Here are five of Giancarlo’s favorite things:
1. A specific camphor tree in Tokyo which I used to look at from my window as a boy
Once I visited it in search of my home there, but the building was gone. The tree was still standing in a rare twist of fate. Camphor trees are scented, curative, can be used to make furniture, and basically have a long life which can evolve into many forms. I see a camphor tree, whether in Asia, the middle east or Florida, I think of the productivity of the hand, nature…It’s my madeleine, thank you Proust. (Pictured above is Shisendo, the garden temple of the poet Ishikawa in Kyoto — so many memories contained in this place — is a favorite destination, and is full of camphor trees.)
2. Where stone and wood meet, edge to edge
I love to look at and use these two materials in direct contact. My project in Hebil Bay, Turkey provides many such instances, and I am proud of it.
3. A mixed collage from 1960 by Richard Meier, which has been with me since the 70’s
He made it while sharing a studio with Frank Stella and was given to my father who commissioned one of Meier’s early works. It makes me think of New York in the 70’s, how condensed and important that decade was for my own evolution and of my father.

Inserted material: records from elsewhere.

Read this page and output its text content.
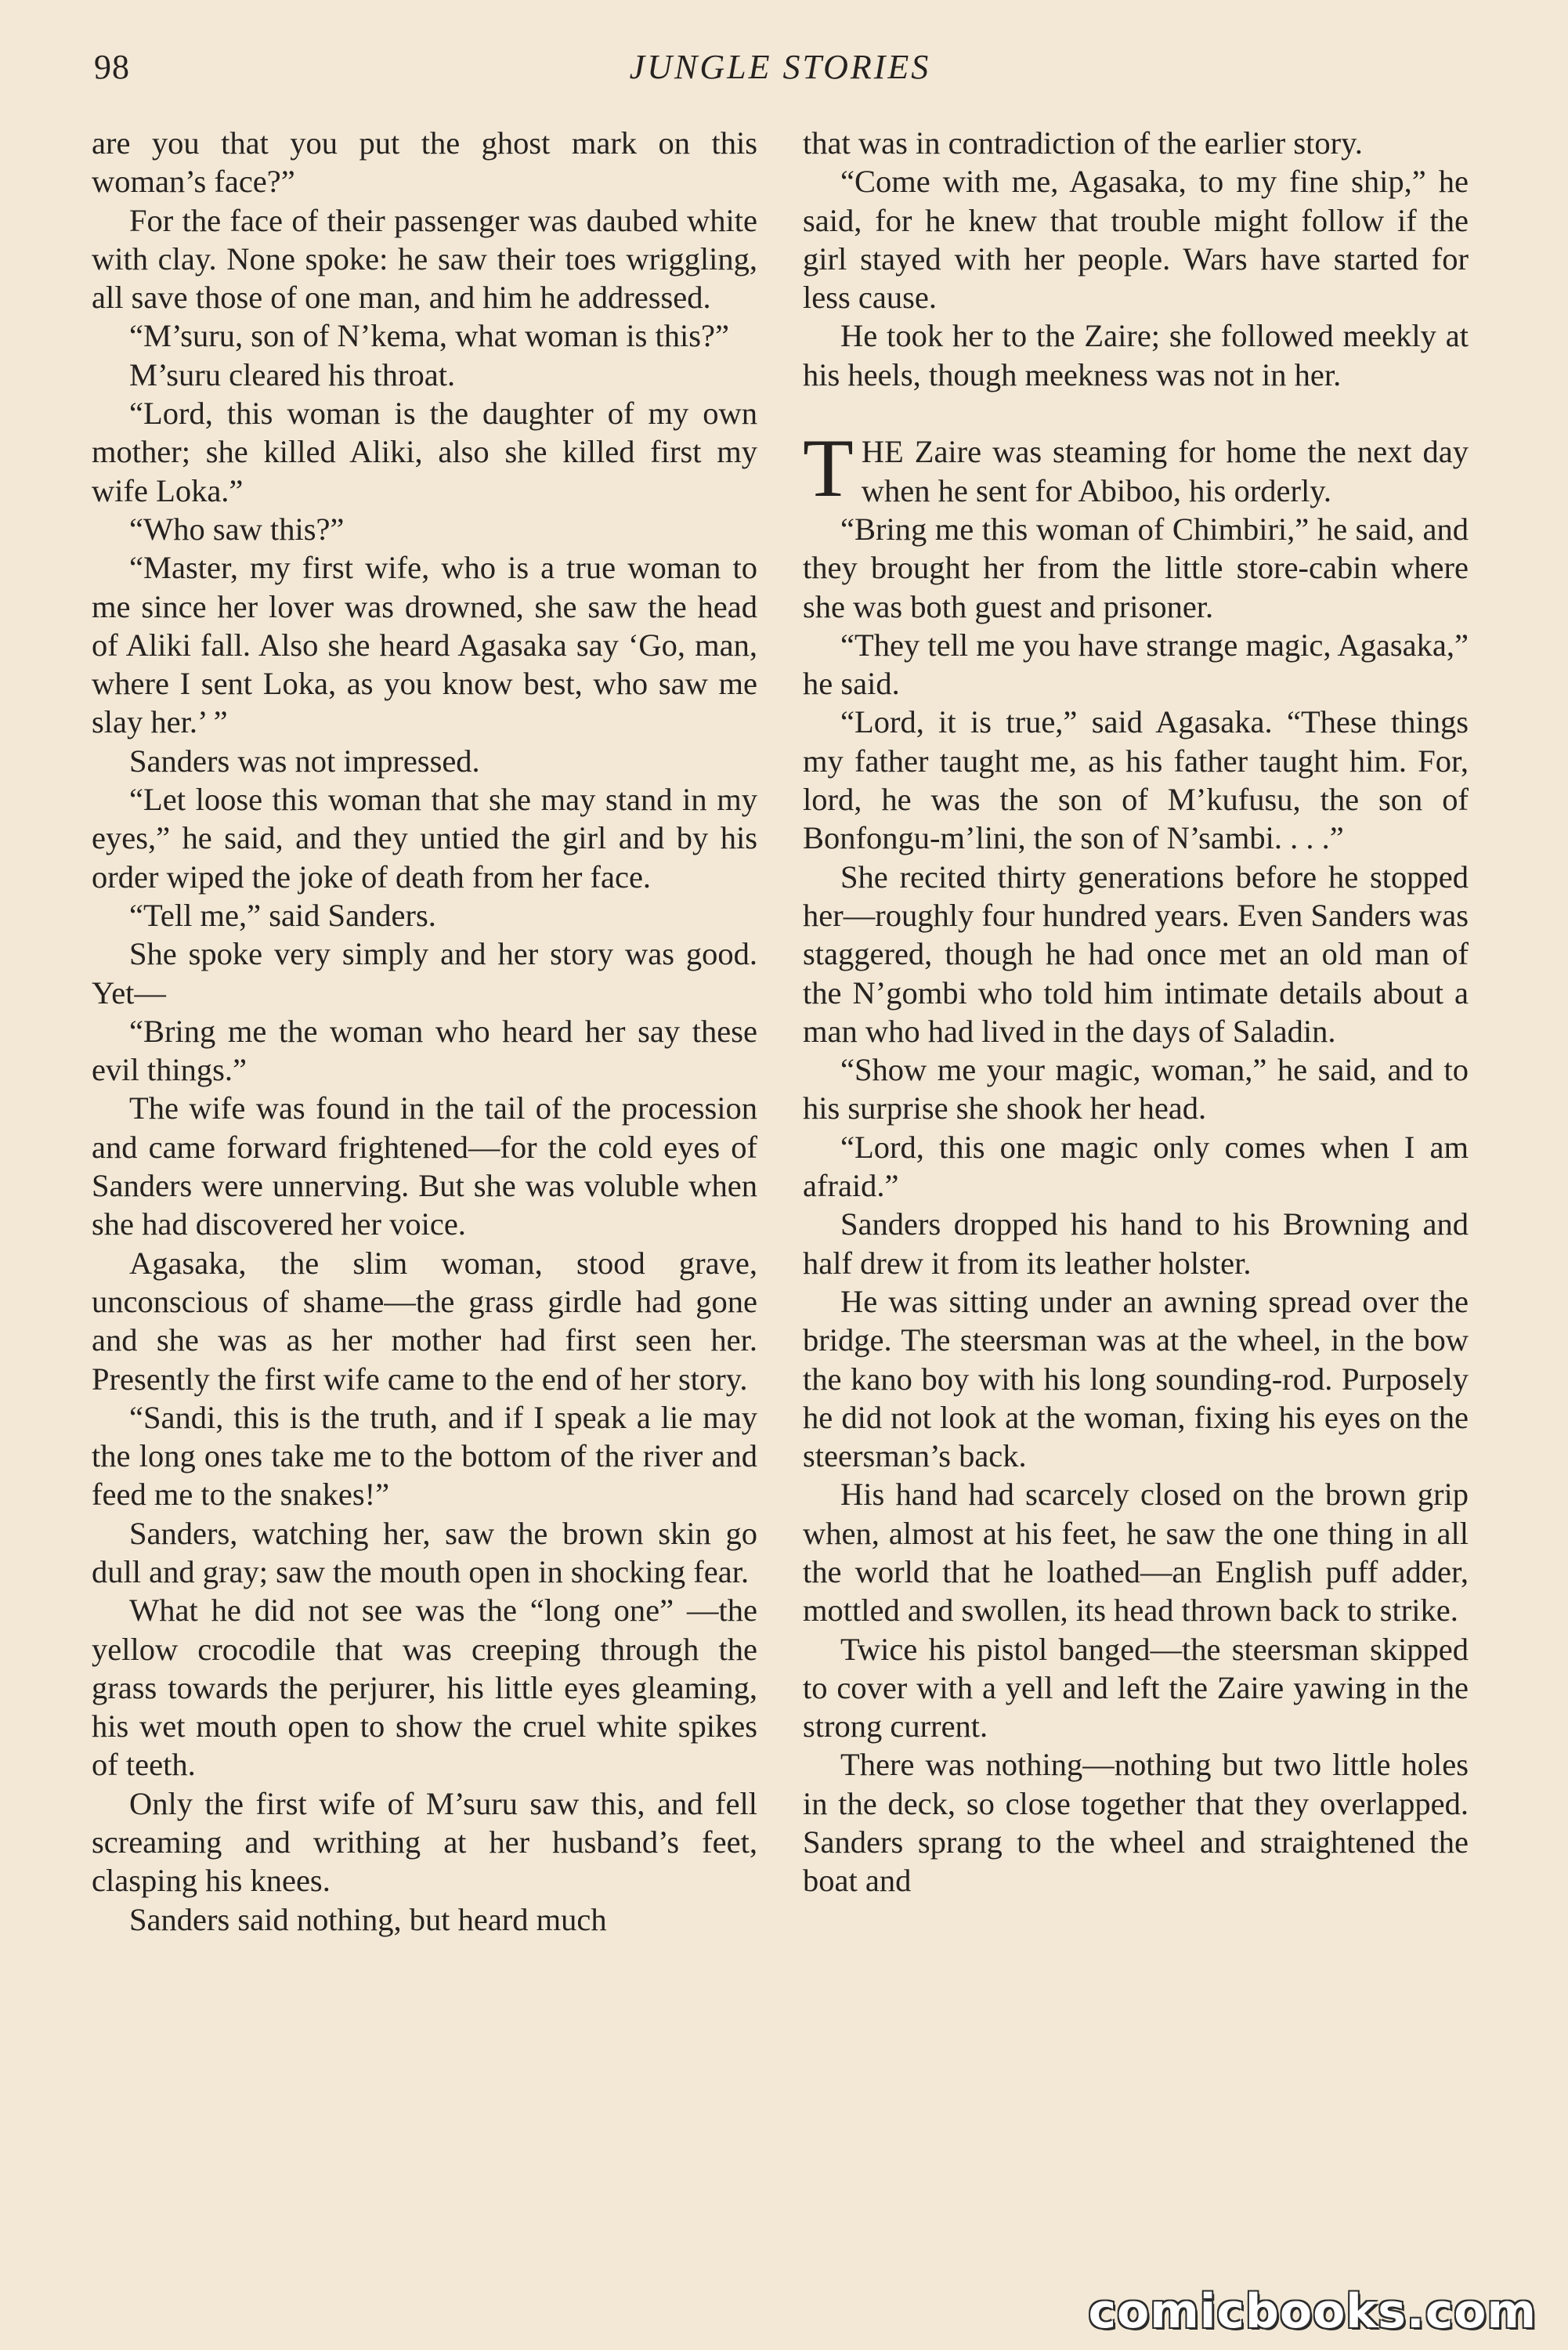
98	JUNGLE STORIES

are you that you put the ghost mark on this woman’s face?”

For the face of their passenger was daubed white with clay. None spoke: he saw their toes wriggling, all save those of one man, and him he addressed.

“M’suru, son of N’kema, what woman is this?”

M’suru cleared his throat.

“Lord, this woman is the daughter of my own mother; she killed Aliki, also she killed first my wife Loka.”

“Who saw this?”

“Master, my first wife, who is a true woman to me since her lover was drowned, she saw the head of Aliki fall. Also she heard Agasaka say ‘Go, man, where I sent Loka, as you know best, who saw me slay her.’ ”

Sanders was not impressed.

“Let loose this woman that she may stand in my eyes,” he said, and they untied the girl and by his order wiped the joke of death from her face.

“Tell me,” said Sanders.

She spoke very simply and her story was good. Yet—

“Bring me the woman who heard her say these evil things.”

The wife was found in the tail of the procession and came forward frightened—for the cold eyes of Sanders were unnerving. But she was voluble when she had discovered her voice.

Agasaka, the slim woman, stood grave, unconscious of shame—the grass girdle had gone and she was as her mother had first seen her. Presently the first wife came to the end of her story.

“Sandi, this is the truth, and if I speak a lie may the long ones take me to the bottom of the river and feed me to the snakes!”

Sanders, watching her, saw the brown skin go dull and gray; saw the mouth open in shocking fear.

What he did not see was the “long one” —the yellow crocodile that was creeping through the grass towards the perjurer, his little eyes gleaming, his wet mouth open to show the cruel white spikes of teeth.

Only the first wife of M’suru saw this, and fell screaming and writhing at her husband’s feet, clasping his knees.

Sanders said nothing, but heard much

that was in contradiction of the earlier story.

“Come with me, Agasaka, to my fine ship,” he said, for he knew that trouble might follow if the girl stayed with her people. Wars have started for less cause.

He took her to the Zaire; she followed meekly at his heels, though meekness was not in her.

THE Zaire was steaming for home the next day when he sent for Abiboo, his orderly.

“Bring me this woman of Chimbiri,” he said, and they brought her from the little store-cabin where she was both guest and prisoner.

“They tell me you have strange magic, Agasaka,” he said.

“Lord, it is true,” said Agasaka. “These things my father taught me, as his father taught him. For, lord, he was the son of M’kufusu, the son of Bonfongu-m’lini, the son of N’sambi. . . .”

She recited thirty generations before he stopped her—roughly four hundred years. Even Sanders was staggered, though he had once met an old man of the N’gombi who told him intimate details about a man who had lived in the days of Saladin.

“Show me your magic, woman,” he said, and to his surprise she shook her head.

“Lord, this one magic only comes when I am afraid.”

Sanders dropped his hand to his Browning and half drew it from its leather holster.

He was sitting under an awning spread over the bridge. The steersman was at the wheel, in the bow the kano boy with his long sounding-rod. Purposely he did not look at the woman, fixing his eyes on the steersman’s back.

His hand had scarcely closed on the brown grip when, almost at his feet, he saw the one thing in all the world that he loathed—an English puff adder, mottled and swollen, its head thrown back to strike.

Twice his pistol banged—the steersman skipped to cover with a yell and left the Zaire yawing in the strong current.

There was nothing—nothing but two little holes in the deck, so close together that they overlapped. Sanders sprang to the wheel and straightened the boat and

comicbooks.com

4. A gouache by Gio Ponti from the late 60’s
It is so frivolous and so spare at the same time. The two heads sharing one eye were a favored leitmotif of Ponti’s and this was actually painted in my family home in Tuscany. It was in my bedroom there, and now is in my living room in Milan, next to a drawing by Henry Moore.
5. My tool collection
These compasses were used for working wood into boats, and were mostly found in and around Sag Harbor in the 70’s, where whalers and boatmakers once abounded in the 1700’s. Some are French, and have little swerves and flourishes notwithstanding their absolutely utilitarian nature. What I enjoy is how their spare linearity defines the wall….and what people think when they see them for the first time!